Chalmers Conferences, 9th European Conference on Mathematical and Theoretical Biology

Stochastic stability of a compound cell-cycle model
Joanna Tyrcha, John Hertz

Last modified: 2014-03-31


We update a stochastic cell-cycle model (Tyson and Hannsgen 1986) to incorporate features of the START transition observed more recently in budding yeast.  The original model divided the cycle into two parts: a one of random duration, denoted A, and one of fixed duration, denoted B.   It assumed exponential growth and a rate of transition from A to B that was a constant, p, provided the size exceeded a fixed threshold.  Stability of the cell size distribution could be proved, provided the size-doubling time was greater than the total mean time between divisions (Tyrcha 1988).  However, Di Talia et al (2007) found that START in budding yeast proceeds in two distinct steps, both of which are stochastic.  In the first, which is size-controlled through Cln3 concentration, Whi5 leaves the nucleus.  In the second, which is size-independent, a feedback loop is established in which Cln1 and Cln2 promote their own expression.

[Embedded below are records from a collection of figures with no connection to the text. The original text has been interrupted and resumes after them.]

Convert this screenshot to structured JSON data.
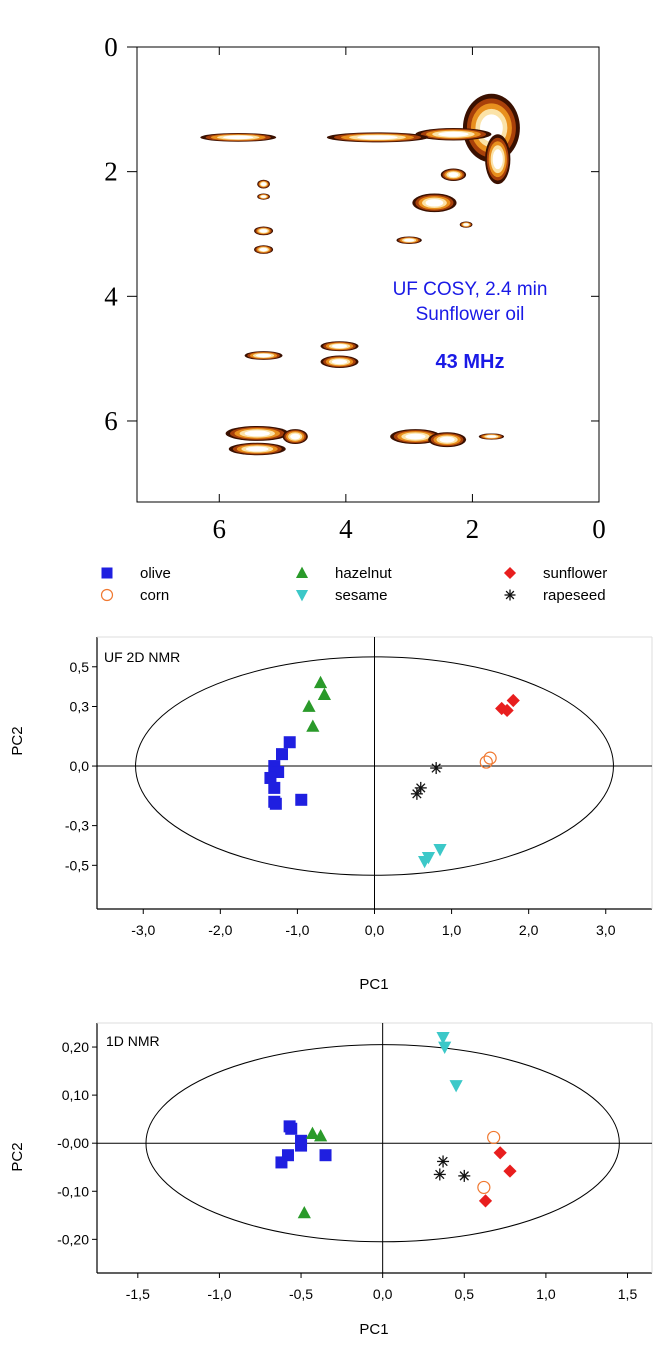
{
  "chart_data": [
    {
      "type": "heatmap",
      "annotations": [
        "UF COSY, 2.4 min",
        "Sunflower oil",
        "43 MHz"
      ],
      "x_ticks": [
        "6",
        "4",
        "2",
        "0"
      ],
      "y_ticks": [
        "0",
        "2",
        "4",
        "6"
      ],
      "xlim": [
        7.3,
        0
      ],
      "ylim": [
        0,
        7.3
      ],
      "annotation_color": "#1a1ae6",
      "peaks": [
        {
          "x": 1.7,
          "y": 1.3,
          "dx": 0.45,
          "dy": 0.55
        },
        {
          "x": 1.6,
          "y": 1.8,
          "dx": 0.2,
          "dy": 0.4
        },
        {
          "x": 2.3,
          "y": 1.4,
          "dx": 0.6,
          "dy": 0.1
        },
        {
          "x": 3.5,
          "y": 1.45,
          "dx": 0.8,
          "dy": 0.08
        },
        {
          "x": 5.7,
          "y": 1.45,
          "dx": 0.6,
          "dy": 0.07
        },
        {
          "x": 2.6,
          "y": 2.5,
          "dx": 0.35,
          "dy": 0.15
        },
        {
          "x": 2.3,
          "y": 2.05,
          "dx": 0.2,
          "dy": 0.1
        },
        {
          "x": 5.3,
          "y": 2.2,
          "dx": 0.1,
          "dy": 0.07
        },
        {
          "x": 5.3,
          "y": 2.4,
          "dx": 0.1,
          "dy": 0.05
        },
        {
          "x": 5.3,
          "y": 2.95,
          "dx": 0.15,
          "dy": 0.07
        },
        {
          "x": 5.3,
          "y": 3.25,
          "dx": 0.15,
          "dy": 0.07
        },
        {
          "x": 3.0,
          "y": 3.1,
          "dx": 0.2,
          "dy": 0.06
        },
        {
          "x": 2.1,
          "y": 2.85,
          "dx": 0.1,
          "dy": 0.05
        },
        {
          "x": 5.3,
          "y": 4.95,
          "dx": 0.3,
          "dy": 0.07
        },
        {
          "x": 4.1,
          "y": 4.8,
          "dx": 0.3,
          "dy": 0.08
        },
        {
          "x": 4.1,
          "y": 5.05,
          "dx": 0.3,
          "dy": 0.1
        },
        {
          "x": 5.4,
          "y": 6.2,
          "dx": 0.5,
          "dy": 0.12
        },
        {
          "x": 5.4,
          "y": 6.45,
          "dx": 0.45,
          "dy": 0.1
        },
        {
          "x": 4.8,
          "y": 6.25,
          "dx": 0.2,
          "dy": 0.12
        },
        {
          "x": 2.9,
          "y": 6.25,
          "dx": 0.4,
          "dy": 0.12
        },
        {
          "x": 2.4,
          "y": 6.3,
          "dx": 0.3,
          "dy": 0.12
        },
        {
          "x": 1.7,
          "y": 6.25,
          "dx": 0.2,
          "dy": 0.05
        }
      ]
    },
    {
      "type": "scatter",
      "title": "UF 2D NMR",
      "xlabel": "PC1",
      "ylabel": "PC2",
      "xlim": [
        -3.6,
        3.6
      ],
      "ylim": [
        -0.72,
        0.65
      ],
      "x_ticks": [
        -3.0,
        -2.0,
        -1.0,
        0.0,
        1.0,
        2.0,
        3.0
      ],
      "x_tick_labels": [
        "-3,0",
        "-2,0",
        "-1,0",
        "0,0",
        "1,0",
        "2,0",
        "3,0"
      ],
      "y_ticks": [
        0.5,
        0.3,
        0.0,
        -0.3,
        -0.5
      ],
      "y_tick_labels": [
        "0,5",
        "0,3",
        "0,0",
        "-0,3",
        "-0,5"
      ],
      "ellipse": {
        "rx": 3.1,
        "ry": 0.55
      },
      "series": [
        {
          "name": "olive",
          "marker": "square",
          "color": "#1f1fe0",
          "points": [
            [
              -1.1,
              0.12
            ],
            [
              -1.2,
              0.06
            ],
            [
              -1.3,
              0.0
            ],
            [
              -1.25,
              -0.03
            ],
            [
              -1.35,
              -0.06
            ],
            [
              -1.3,
              -0.11
            ],
            [
              -1.3,
              -0.18
            ],
            [
              -1.28,
              -0.19
            ],
            [
              -0.95,
              -0.17
            ]
          ]
        },
        {
          "name": "corn",
          "marker": "circle-open",
          "color": "#f07830",
          "points": [
            [
              1.5,
              0.04
            ],
            [
              1.45,
              0.02
            ]
          ]
        },
        {
          "name": "hazelnut",
          "marker": "triangle-up",
          "color": "#2a9a2a",
          "points": [
            [
              -0.7,
              0.42
            ],
            [
              -0.65,
              0.36
            ],
            [
              -0.85,
              0.3
            ],
            [
              -0.8,
              0.2
            ]
          ]
        },
        {
          "name": "sesame",
          "marker": "triangle-down",
          "color": "#3cc8c8",
          "points": [
            [
              0.85,
              -0.42
            ],
            [
              0.7,
              -0.46
            ],
            [
              0.65,
              -0.48
            ]
          ]
        },
        {
          "name": "sunflower",
          "marker": "diamond",
          "color": "#e81e1e",
          "points": [
            [
              1.8,
              0.33
            ],
            [
              1.65,
              0.29
            ],
            [
              1.72,
              0.28
            ]
          ]
        },
        {
          "name": "rapeseed",
          "marker": "asterisk",
          "color": "#111111",
          "points": [
            [
              0.8,
              -0.01
            ],
            [
              0.6,
              -0.11
            ],
            [
              0.55,
              -0.14
            ]
          ]
        }
      ]
    },
    {
      "type": "scatter",
      "title": "1D NMR",
      "xlabel": "PC1",
      "ylabel": "PC2",
      "xlim": [
        -1.75,
        1.65
      ],
      "ylim": [
        -0.27,
        0.25
      ],
      "x_ticks": [
        -1.5,
        -1.0,
        -0.5,
        0.0,
        0.5,
        1.0,
        1.5
      ],
      "x_tick_labels": [
        "-1,5",
        "-1,0",
        "-0,5",
        "0,0",
        "0,5",
        "1,0",
        "1,5"
      ],
      "y_ticks": [
        0.2,
        0.1,
        0.0,
        -0.1,
        -0.2
      ],
      "y_tick_labels": [
        "0,20",
        "0,10",
        "-0,00",
        "-0,10",
        "-0,20"
      ],
      "ellipse": {
        "rx": 1.45,
        "ry": 0.205
      },
      "series": [
        {
          "name": "olive",
          "marker": "square",
          "color": "#1f1fe0",
          "points": [
            [
              -0.57,
              0.035
            ],
            [
              -0.56,
              0.03
            ],
            [
              -0.5,
              0.005
            ],
            [
              -0.5,
              -0.005
            ],
            [
              -0.58,
              -0.025
            ],
            [
              -0.62,
              -0.04
            ],
            [
              -0.35,
              -0.025
            ]
          ]
        },
        {
          "name": "corn",
          "marker": "circle-open",
          "color": "#f07830",
          "points": [
            [
              0.68,
              0.012
            ],
            [
              0.62,
              -0.092
            ]
          ]
        },
        {
          "name": "hazelnut",
          "marker": "triangle-up",
          "color": "#2a9a2a",
          "points": [
            [
              -0.43,
              0.02
            ],
            [
              -0.38,
              0.015
            ],
            [
              -0.48,
              -0.145
            ]
          ]
        },
        {
          "name": "sesame",
          "marker": "triangle-down",
          "color": "#3cc8c8",
          "points": [
            [
              0.37,
              0.22
            ],
            [
              0.38,
              0.2
            ],
            [
              0.45,
              0.12
            ]
          ]
        },
        {
          "name": "sunflower",
          "marker": "diamond",
          "color": "#e81e1e",
          "points": [
            [
              0.72,
              -0.02
            ],
            [
              0.78,
              -0.058
            ],
            [
              0.63,
              -0.12
            ]
          ]
        },
        {
          "name": "rapeseed",
          "marker": "asterisk",
          "color": "#111111",
          "points": [
            [
              0.37,
              -0.038
            ],
            [
              0.35,
              -0.065
            ],
            [
              0.5,
              -0.068
            ]
          ]
        }
      ]
    }
  ],
  "legend": [
    {
      "name": "olive",
      "marker": "square",
      "color": "#1f1fe0"
    },
    {
      "name": "hazelnut",
      "marker": "triangle-up",
      "color": "#2a9a2a"
    },
    {
      "name": "sunflower",
      "marker": "diamond",
      "color": "#e81e1e"
    },
    {
      "name": "corn",
      "marker": "circle-open",
      "color": "#f07830"
    },
    {
      "name": "sesame",
      "marker": "triangle-down",
      "color": "#3cc8c8"
    },
    {
      "name": "rapeseed",
      "marker": "asterisk",
      "color": "#111111"
    }
  ]
}
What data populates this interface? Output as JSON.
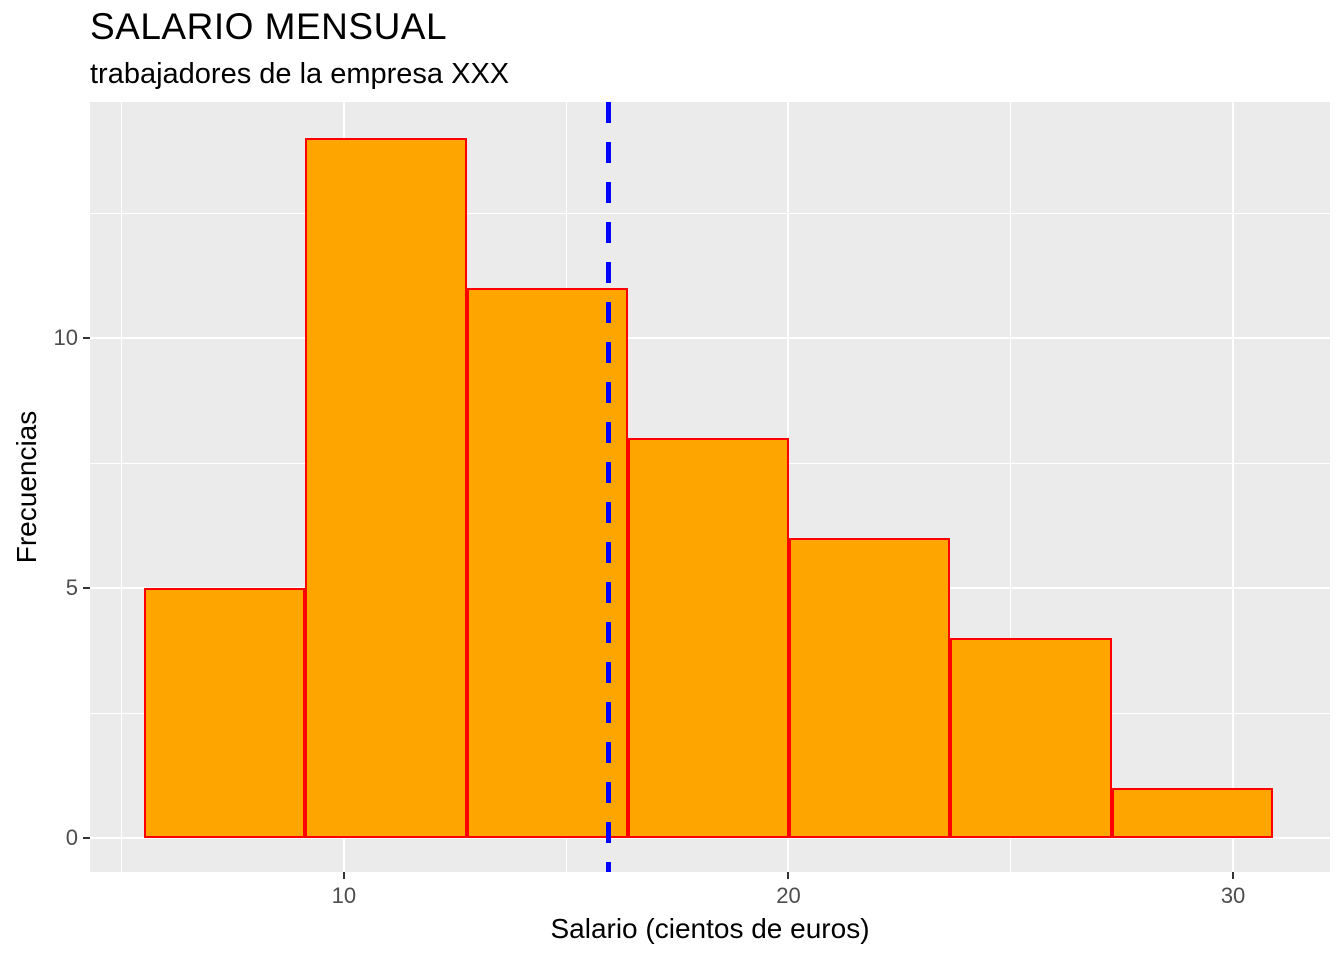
{
  "chart_data": {
    "type": "bar",
    "subtype": "histogram",
    "title": "SALARIO MENSUAL",
    "subtitle": "trabajadores de la empresa XXX",
    "xlabel": "Salario (cientos de euros)",
    "ylabel": "Frecuencias",
    "bin_edges": [
      5.5,
      9.13,
      12.76,
      16.39,
      20.01,
      23.64,
      27.27,
      30.9
    ],
    "counts": [
      5,
      14,
      11,
      8,
      6,
      4,
      1
    ],
    "x_ticks": [
      10,
      20,
      30
    ],
    "y_ticks": [
      0,
      5,
      10
    ],
    "x_minor_ticks": [
      5,
      15,
      25
    ],
    "y_minor_ticks": [
      2.5,
      7.5,
      12.5
    ],
    "xlim": [
      4.29,
      32.18
    ],
    "ylim": [
      -0.68,
      14.72
    ],
    "vline_x": 15.96,
    "vline_style": "dashed",
    "grid": "on",
    "legend_position": "none",
    "colors": {
      "bar_fill": "#FFA500",
      "bar_border": "#FF0000",
      "vline": "#0000FF",
      "panel_bg": "#EBEBEB",
      "grid": "#FFFFFF",
      "tick_text": "#4D4D4D",
      "title_text": "#000000"
    }
  }
}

Earlier theoretical work had showed that stability was not possible in a model with exponential growth lacking size control, raising the question of the stability of a system with both size-dependent and size-independent stochastic transitions.  Therefore, in the work reported here, we extended the original model to include a second, size-independent, random step.  Part A of the cycle now represents G1 phase up to and including the size-dependent part of START, and part B is the rest of the cell cycle up to division, including the size-independent part of START, the duration of which is assumed to have a distribution w(TB).  We explored the conditions w(TB) must satisfy in order that the cell size distribution be stable in the limit of a large number of generations.

A key object in the analysis is the kernel K(x,y) that relates the probability density of the cell size y in one generation to the corresponding probability density of the size x in the next.   In our extended model, it can be written as an integral of a kernel K(x,y|TB) conditional on a given TB over the distribution of TB.  This fact allowed us to follow the method used by Tyrcha (1988) for the Tyson-Hannsgen model, employing a theorem of Lasota and Mackey (1984) to show that the stationary distribution is stable if the quantity 2-h <exp hkTB>p/(p-kh) < 1 for some h<1, where k is the growth rate.  This condition is satisfied if the mean of TB is finite and the mean time between divisions is smaller than the size-doubling time.  This result can be generalized to any model in which the transition rate function r(x) has a nonzero positive lower bound as the size x goes to infinity.  The treatment described so far assumes equal mother and daughter sizes, as in the original Tyson-Hannsgen model, but it can be extended to allow unequal sizes.